Are there factors at work here that can’t be replicated in predominantly white working-class areas outside of the capital with similar deprivation indices?

Is it possible that the students from this particular inner city community benefited from being more ethnically diverse, or from immigrant families? Is it reasonable to assume that many of these families will have highly motivated parents who value education and what it can do for their children?

Another point to consider is that many families in ethnically diverse areas often speak more than one language, potentially resulting in better developed language skills among their children that provide a sound foundation for pre-school.

I’d also venture that the high-powered commercial environments of London offer a far greater sense of possibility for young people, compared to the urban deprivation and narrow employment opportunities of many northern towns.

Student attainment

The government has tried tackling these issues through a range of initiatives and programmes, notably the £24m Opportunity North East programme launched by the DfE in October 2018.

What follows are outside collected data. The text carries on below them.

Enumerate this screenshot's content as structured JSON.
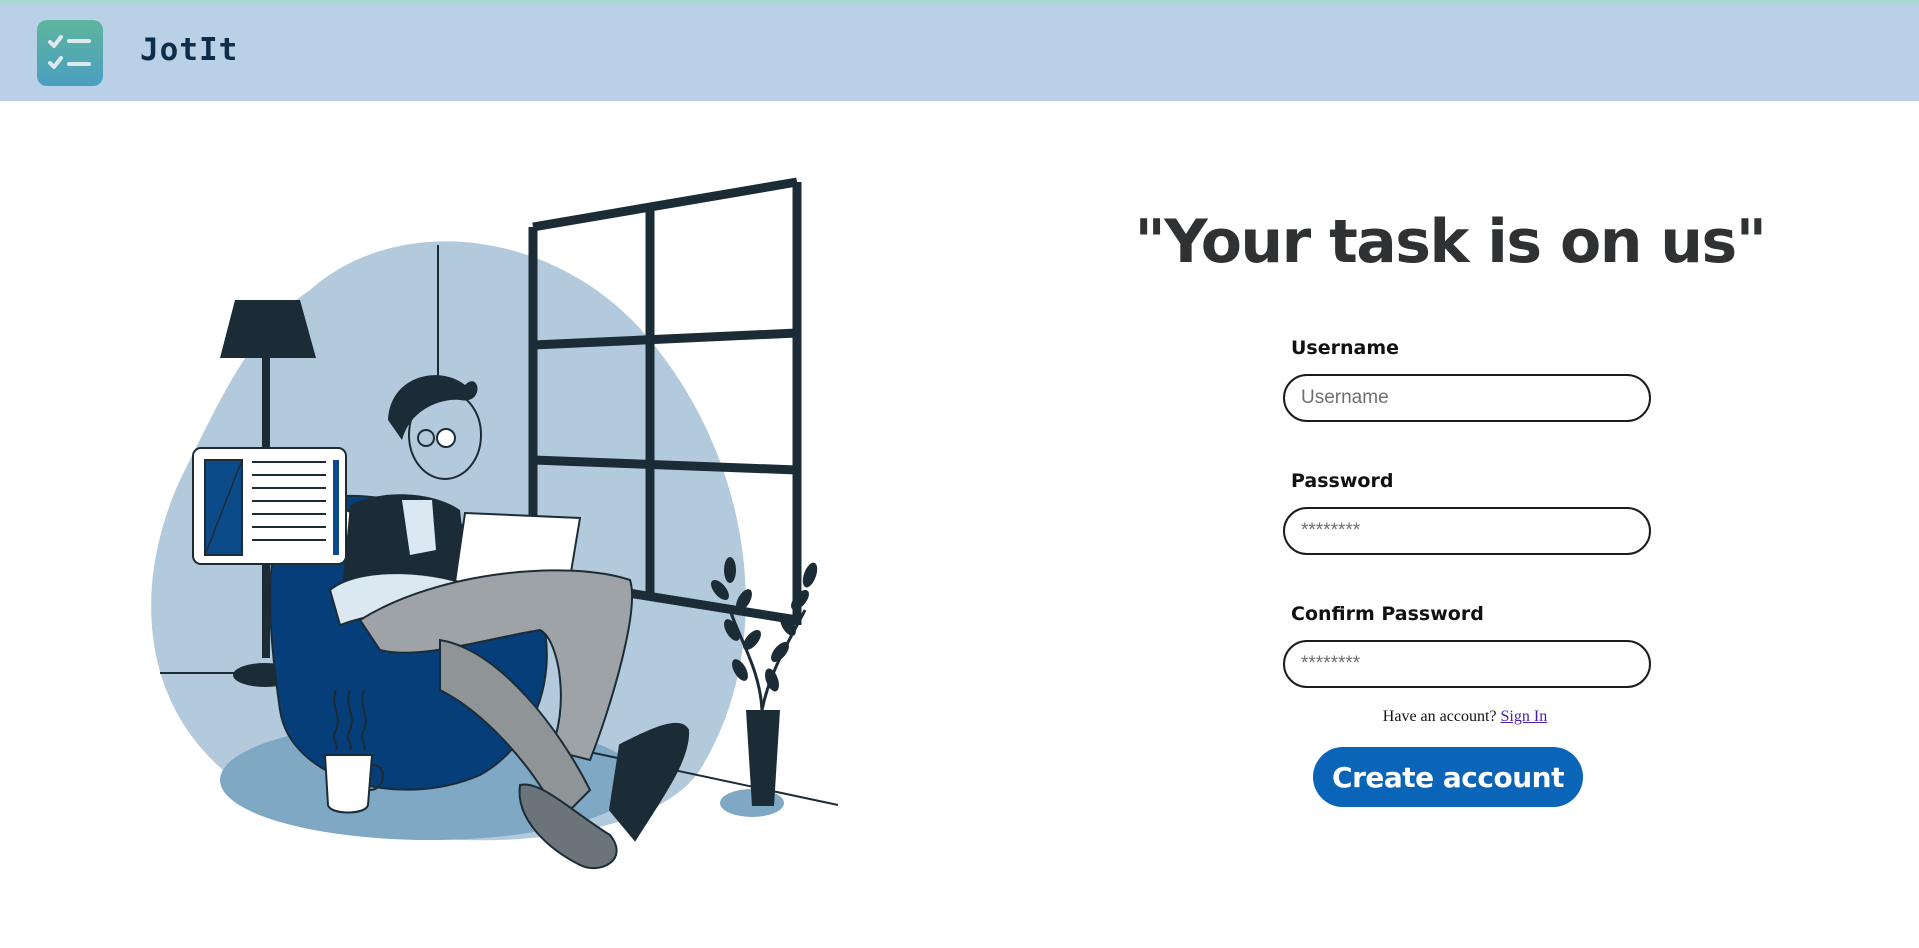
{
  "app": {
    "name": "JotIt"
  },
  "hero": {
    "headline": "\"Your task is on us\""
  },
  "form": {
    "username": {
      "label": "Username",
      "placeholder": "Username",
      "value": ""
    },
    "password": {
      "label": "Password",
      "placeholder": "********",
      "value": ""
    },
    "confirm_password": {
      "label": "Confirm Password",
      "placeholder": "********",
      "value": ""
    },
    "signin_prompt": "Have an account?",
    "signin_link": "Sign In",
    "submit_label": "Create account"
  },
  "icons": {
    "logo": "checklist-icon",
    "illustration": "person-reading-illustration"
  },
  "colors": {
    "header_bg": "#b9d0e6",
    "brand_text": "#0e2d4a",
    "primary_button": "#0a64b8",
    "headline": "#2f3133",
    "link": "#4b1fa3"
  }
}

As an Opportunity North East strategic board member, I’m proud that the programme has targeted £12 million on approaches aimed at improving student transitions from primary to secondary, and helped to improve post-16 outcomes.

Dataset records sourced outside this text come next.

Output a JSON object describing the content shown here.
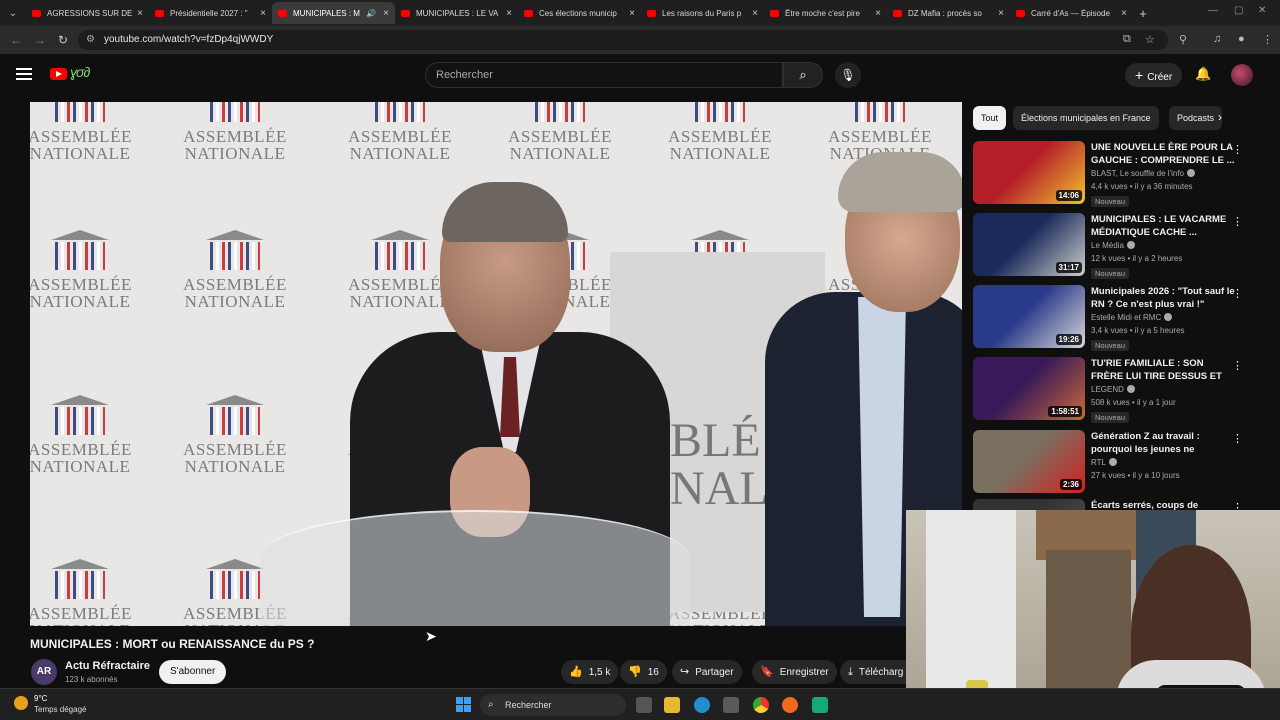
{
  "browser": {
    "tabs": [
      {
        "title": "AGRESSIONS SUR DE",
        "active": false
      },
      {
        "title": "Présidentielle 2027 : \"",
        "active": false
      },
      {
        "title": "MUNICIPALES : M",
        "active": true
      },
      {
        "title": "MUNICIPALES : LE VA",
        "active": false
      },
      {
        "title": "Ces élections municip",
        "active": false
      },
      {
        "title": "Les raisons du Paris p",
        "active": false
      },
      {
        "title": "Être moche c'est pire",
        "active": false
      },
      {
        "title": "DZ Mafia : procès so",
        "active": false
      },
      {
        "title": "Carré d'As — Épisode",
        "active": false
      }
    ],
    "url": "youtube.com/watch?v=fzDp4qjWWDY"
  },
  "youtube": {
    "search_placeholder": "Rechercher",
    "create_label": "Créer"
  },
  "video": {
    "sign_words": [
      "ASSEMBLÉE",
      "NATIONALE"
    ],
    "big_sign_text": "BLÉ\nNAL",
    "title": "MUNICIPALES : MORT ou RENAISSANCE du PS ?",
    "channel": {
      "avatar_text": "AR",
      "name": "Actu Réfractaire",
      "subscribers": "123 k abonnés"
    },
    "subscribe_label": "S'abonner",
    "likes": "1,5 k",
    "dislikes": "16",
    "share_label": "Partager",
    "save_label": "Enregistrer",
    "download_label": "Télécharg"
  },
  "sidebar": {
    "chips": [
      "Tout",
      "Élections municipales en France",
      "Podcasts"
    ],
    "recommendations": [
      {
        "title": "UNE NOUVELLE ÈRE POUR LA GAUCHE : COMPRENDRE LE ...",
        "channel": "BLAST, Le souffle de l'info",
        "meta": "4,4 k vues • il y a 36 minutes",
        "badge": "Nouveau",
        "duration": "14:06",
        "thumb_colors": [
          "#b41f2a",
          "#f2c230"
        ]
      },
      {
        "title": "MUNICIPALES : LE VACARME MÉDIATIQUE CACHE ...",
        "channel": "Le Média",
        "meta": "12 k vues • il y a 2 heures",
        "badge": "Nouveau",
        "duration": "31:17",
        "thumb_colors": [
          "#1a2a5a",
          "#cfcfcf"
        ]
      },
      {
        "title": "Municipales 2026 : \"Tout sauf le RN ? Ce n'est plus vrai !\"",
        "channel": "Estelle Midi et RMC",
        "meta": "3,4 k vues • il y a 5 heures",
        "badge": "Nouveau",
        "duration": "19:26",
        "thumb_colors": [
          "#2a3a8a",
          "#d8d8d8"
        ]
      },
      {
        "title": "TU'RIE FAMILIALE : SON FRÈRE LUI TIRE DESSUS ET ABAT ...",
        "channel": "LEGEND",
        "meta": "508 k vues • il y a 1 jour",
        "badge": "Nouveau",
        "duration": "1:58:51",
        "thumb_colors": [
          "#3a1a5a",
          "#c96a3a"
        ]
      },
      {
        "title": "Génération Z au travail : pourquoi les jeunes ne veulent...",
        "channel": "RTL",
        "meta": "27 k vues • il y a 10 jours",
        "badge": "",
        "duration": "2:36",
        "thumb_colors": [
          "#7a7060",
          "#d42020"
        ]
      },
      {
        "title": "Écarts serrés, coups de",
        "channel": "",
        "meta": "",
        "badge": "",
        "duration": "",
        "thumb_colors": [
          "#333333",
          "#555555"
        ]
      }
    ]
  },
  "taskbar": {
    "temperature": "9°C",
    "weather": "Temps dégagé",
    "search_label": "Rechercher"
  },
  "colors": {
    "background": "#0f0f0f",
    "youtube_red": "#ff0000",
    "chip_bg": "#272727"
  }
}
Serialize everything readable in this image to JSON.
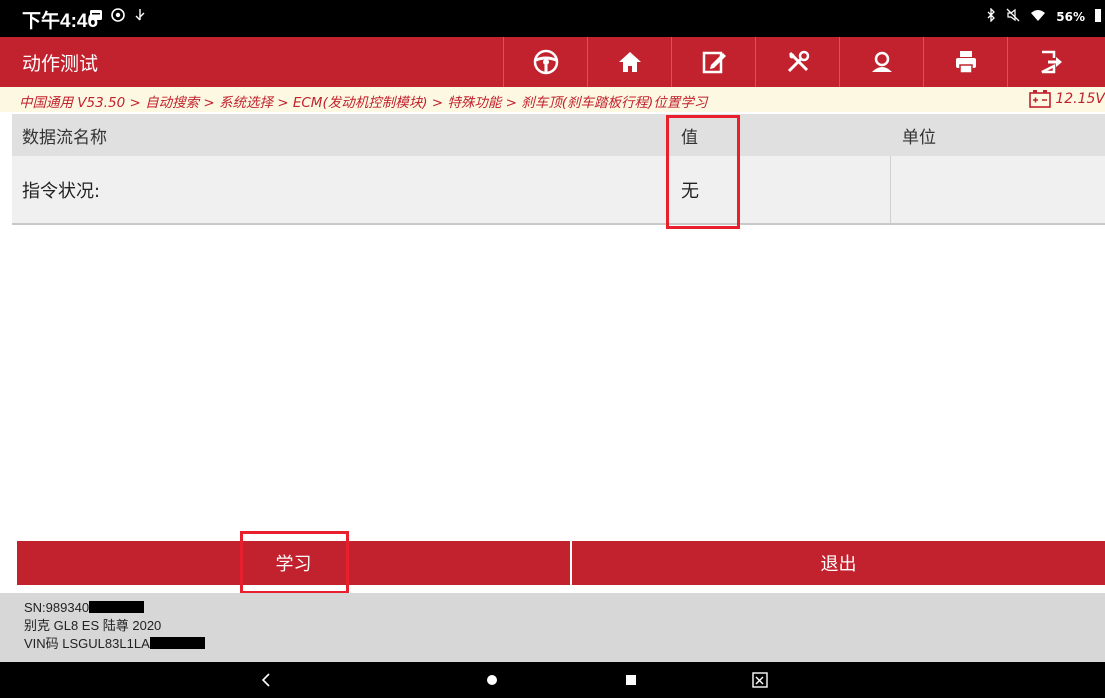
{
  "status_bar": {
    "time": "下午4:46",
    "battery_percent": "56%",
    "left_icons": [
      "gallery-icon",
      "settings-icon",
      "usb-icon"
    ],
    "right_icons": [
      "bluetooth-icon",
      "mute-icon",
      "wifi-icon",
      "battery-icon"
    ]
  },
  "header": {
    "title": "动作测试",
    "toolbar": [
      {
        "name": "steering-wheel-icon"
      },
      {
        "name": "home-icon"
      },
      {
        "name": "edit-report-icon"
      },
      {
        "name": "tools-icon"
      },
      {
        "name": "user-icon"
      },
      {
        "name": "print-icon"
      },
      {
        "name": "exit-icon"
      }
    ]
  },
  "breadcrumb": {
    "path": "中国通用 V53.50 > 自动搜索 > 系统选择 > ECM(发动机控制模块) > 特殊功能 > 刹车顶(刹车踏板行程)位置学习",
    "voltage": "12.15V"
  },
  "table": {
    "headers": [
      "数据流名称",
      "值",
      "单位"
    ],
    "rows": [
      {
        "name": "指令状况:",
        "value": "无",
        "unit": ""
      }
    ]
  },
  "actions": {
    "learn_label": "学习",
    "exit_label": "退出"
  },
  "device_info": {
    "sn": "SN:989340",
    "vehicle": "别克 GL8 ES 陆尊 2020",
    "vin": "VIN码 LSGUL83L1LA"
  },
  "colors": {
    "brand_red": "#c1222e",
    "highlight_red": "#e8202e",
    "breadcrumb_bg": "#fdf8e1"
  }
}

Yet more must be done. I’d personally suggest a comprehensive strategy for engaging parents and the development of character development opportunities, particularly for groups with impoverished aspirations.

Our trust has received support from the Challenger Trust Charity, which helped us offer our Pupil Premium and disadvantaged students a range of superb character-building activities, including outward-bound courses, business and industry mentoring programmes and cultural visits.

Well-crafted, fully-funded character development initiatives like this can do much to raise the confidence and motivations of all – giving left behind children across the country a far better chance of emulating the achievements of their East London peers.

Nick Hurn is CEO of the Bishop Wilkinson Catholic Education Trust.